第13話

 翌日、昼間に高校生模試の採点バイトを終えた俺は、約束通り実里と待ち合わせをしているカフェに向かった。カフェで夜ごはんなんていつぶりだろう。普段研究室の仲間とご飯に行く時は必ず居酒屋だったし、大学院を辞めた今は、一緒に飲みに行く友達もいない。なんだか寂しくなってきたとお店の前で感傷に浸っていると、実里が姿を現した。


「ごめん、待った? でも一分前! セーフ」


「あ、ああ。大丈夫だよ」


「良かったー。きみって心広いんだね。さ、入ろう」


 慣れない「きみ」という呼び方に背筋が伸びる。実里と付き合っていた頃、彼女は俺のことを「仁くん」と呼んでいた。あの頃の彼女と目の前にいる彼女との差に、やっぱり頭が混乱してくる。


「いらっしゃいませー」


 実里が指定してきたカフェは俺と彼女の自宅からは電車で四駅のところにある、小洒落た街のカフェだった。女性はこういう街にショッピングなどをしに来るのかもしれないが、男の俺はそもそも駅に降り立ったのがほとんど初めてだった。


 ゆえに、店内も落ち着いた暗い照明に観葉植物がそこかしこに置かれているという、お洒落な内観をしていた。


 俺は反射的に萎縮しながら店員から案内された席まで歩く。反対に実里はこういう店に慣れているのか、特に何も気にする様子もなく、俺と反対側の席についた。

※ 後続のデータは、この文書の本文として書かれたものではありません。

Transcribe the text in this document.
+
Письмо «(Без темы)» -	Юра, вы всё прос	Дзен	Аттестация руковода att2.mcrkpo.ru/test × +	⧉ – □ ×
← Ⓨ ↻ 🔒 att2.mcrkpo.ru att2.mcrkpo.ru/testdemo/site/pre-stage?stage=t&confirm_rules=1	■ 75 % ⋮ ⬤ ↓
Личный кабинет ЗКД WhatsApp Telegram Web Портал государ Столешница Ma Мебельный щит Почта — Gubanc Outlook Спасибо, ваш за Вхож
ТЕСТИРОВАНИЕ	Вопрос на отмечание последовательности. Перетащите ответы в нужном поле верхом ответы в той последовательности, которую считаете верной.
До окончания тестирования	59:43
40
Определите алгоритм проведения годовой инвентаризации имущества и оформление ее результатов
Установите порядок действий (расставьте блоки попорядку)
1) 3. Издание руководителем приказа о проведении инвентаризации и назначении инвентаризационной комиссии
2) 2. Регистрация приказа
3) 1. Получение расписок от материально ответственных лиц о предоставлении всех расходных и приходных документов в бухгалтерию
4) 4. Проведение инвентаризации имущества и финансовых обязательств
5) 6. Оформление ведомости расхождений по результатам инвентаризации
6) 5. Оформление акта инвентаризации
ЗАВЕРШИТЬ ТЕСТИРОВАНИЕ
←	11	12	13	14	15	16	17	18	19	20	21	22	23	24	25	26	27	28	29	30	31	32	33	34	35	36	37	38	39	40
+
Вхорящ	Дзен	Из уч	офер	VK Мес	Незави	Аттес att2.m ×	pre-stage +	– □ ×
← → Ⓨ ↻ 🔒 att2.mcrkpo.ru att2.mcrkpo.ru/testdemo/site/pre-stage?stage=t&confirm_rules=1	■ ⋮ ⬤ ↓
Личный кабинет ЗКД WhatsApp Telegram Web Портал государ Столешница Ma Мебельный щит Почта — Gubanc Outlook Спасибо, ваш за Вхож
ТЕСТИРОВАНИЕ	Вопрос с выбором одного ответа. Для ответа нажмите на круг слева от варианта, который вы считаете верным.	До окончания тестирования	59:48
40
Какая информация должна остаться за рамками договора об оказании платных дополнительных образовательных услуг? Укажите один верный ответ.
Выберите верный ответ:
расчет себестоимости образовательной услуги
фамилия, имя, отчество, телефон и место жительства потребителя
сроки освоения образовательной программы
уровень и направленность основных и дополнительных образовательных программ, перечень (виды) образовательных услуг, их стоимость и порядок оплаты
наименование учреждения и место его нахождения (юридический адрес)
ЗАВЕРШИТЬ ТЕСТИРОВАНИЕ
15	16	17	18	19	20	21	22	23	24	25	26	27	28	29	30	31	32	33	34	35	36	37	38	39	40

「ここ、前にも来たことがあるんだけど、ピザが美味しいの。私、これにする」


 メニュー表を広げて三秒でメニューを決めた実里に、俺は焦り出す。


「あ、えっと……」


「はは、ゆっくりでいいよ」


 余裕の笑みで俺がメニューを決めるのを待つ実里は、お冷やグラスに口をつけた。グラスにほんのりと残るリップの跡が、俺が置き忘れた七年間の空白を思い知らせた。


「これにします」


 俺が頼んだのは実里と同じピザだった。散々悩んだ結果、結局おすすめされたものを選んだ。

味は違うので、まあいいだろう。

 彼女が「すみませーん」と店員さんを呼び、さっとメニューを注文する。


「何か飲む?」


 さらっと実里にそう聞かれて、迷う暇もなく、


「じゃあビールを……」


 と反射的に答えてしまう。


「生ビールと、ミモザ、お願いします」


「かしこまりました」


 実里はなんでもないふうに注文を終えると、メニュー表を片付けて端に寄せた。


「ここ、よく来るの?」


「ええ。といっても二回しか来たことないけど。友達とカフェ巡りするのが好きだから」


「へえ」


 カフェ巡りか。俺と付き合っていた頃はそんなことは言っていなかった。カフェに行ったことは確かに何回かあるけれど、取り立ててカフェ巡りが好きだという話はしたことがない。


 俺は彼女と同じように、お冷やグラスに口をつける。冷たい液体が、俺の食道や胃まで萎縮させるようにツンと滑り落ちた。